In queste pagine vogliamo presentare in modo assolutamente schematico quanto dobbiamo conoscere di noi stessi fornendo le regole per evitare danni solari.
Accertiamoci innanzitutto del nostro FOTOTIPO. Ogni persona mostra un suo proprio comportamento cutaneo e reagisce in modo “personale” all’esposizione al sole. Questa diversità dipende dal fototipo.
Una prima grande classificazione è stata realizzata da T. B. Fitzpatrick che ha individuato 6 Fototipi prendendo in considerazione la maggiore o minore sensibilità ai raggi solari.

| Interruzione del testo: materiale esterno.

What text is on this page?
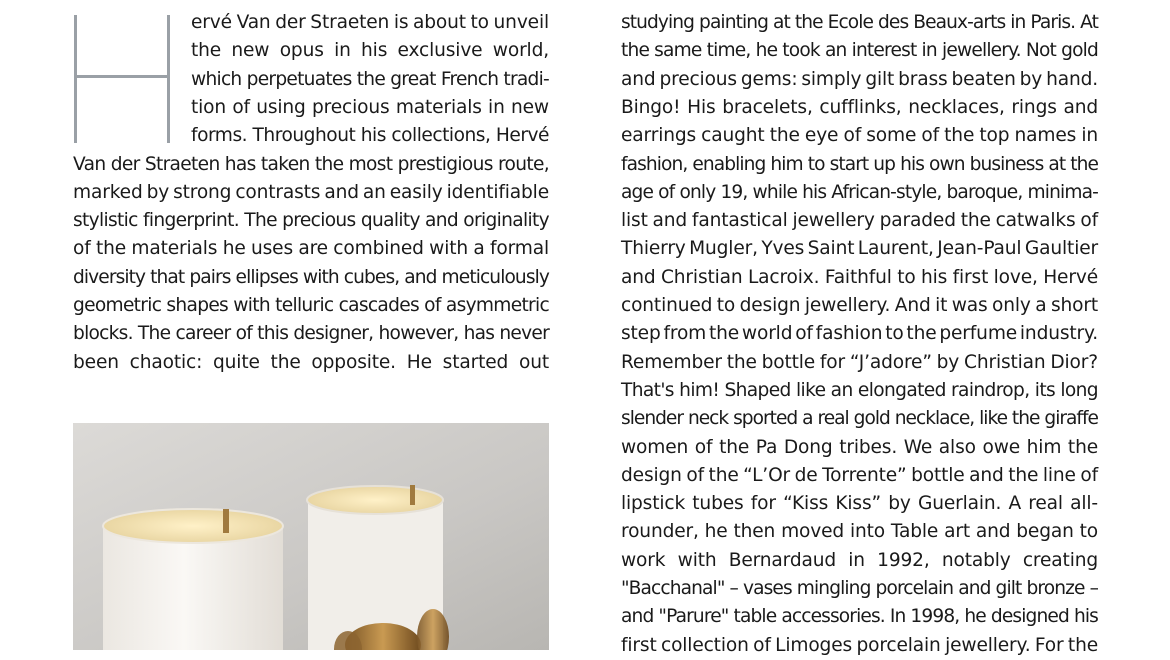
ervé Van der Straeten is about to unveil
the new opus in his exclusive world,
which perpetuates the great French tradi-
tion of using precious materials in new
forms. Throughout his collections, Hervé
Van der Straeten has taken the most prestigious route,
marked by strong contrasts and an easily identifiable
stylistic fingerprint. The precious quality and originality
of the materials he uses are combined with a formal
diversity that pairs ellipses with cubes, and meticulously
geometric shapes with telluric cascades of asymmetric
blocks. The career of this designer, however, has never
been chaotic: quite the opposite. He started out
studying painting at the Ecole des Beaux-arts in Paris. At
the same time, he took an interest in jewellery. Not gold
and precious gems: simply gilt brass beaten by hand.
Bingo! His bracelets, cufflinks, necklaces, rings and
earrings caught the eye of some of the top names in
fashion, enabling him to start up his own business at the
age of only 19, while his African-style, baroque, minima-
list and fantastical jewellery paraded the catwalks of
Thierry Mugler, Yves Saint Laurent, Jean-Paul Gaultier
and Christian Lacroix. Faithful to his first love, Hervé
continued to design jewellery. And it was only a short
step from the world of fashion to the perfume industry.
Remember the bottle for “J’adore” by Christian Dior?
That's him! Shaped like an elongated raindrop, its long
slender neck sported a real gold necklace, like the giraffe
women of the Pa Dong tribes. We also owe him the
design of the “L’Or de Torrente” bottle and the line of
lipstick tubes for “Kiss Kiss” by Guerlain. A real all-
rounder, he then moved into Table art and began to
work with Bernardaud in 1992, notably creating
"Bacchanal" – vases mingling porcelain and gilt bronze –
and "Parure" table accessories. In 1998, he designed his
first collection of Limoges porcelain jewellery. For the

Vedi Tabella A Altre classificazioni prendono in esame anche altri parametri di valutazione
quali colore dei capelli, colore invernale della pelle, presenza o meno di efelidi ecc. Qui riportiamo la classificazione proposta da Jean Pierre Cesarini Vedi Tabella B (pagina seguente) Questa classificazione si basa sul principio che il colore della cute deriva dal contributo di tre caratteri semplici, il rosso, il biondo, il bruno, controllati dai nostri geni. Le combinazioni dei tre determinano i fenotipi che individuano ad un estremo gli Albini, praticamente privi di protezione, e all’altro estremo coloro che sono dotati di una protezione assoluta. E quindi dopo aver deciso a quale fenotipo apparteniamo, dobbiamo prendere le precauzioni necessarie ad evitare danni da sole che vanno dalla “semplice scottatura” al rischio di melanoma (tumore della pelle).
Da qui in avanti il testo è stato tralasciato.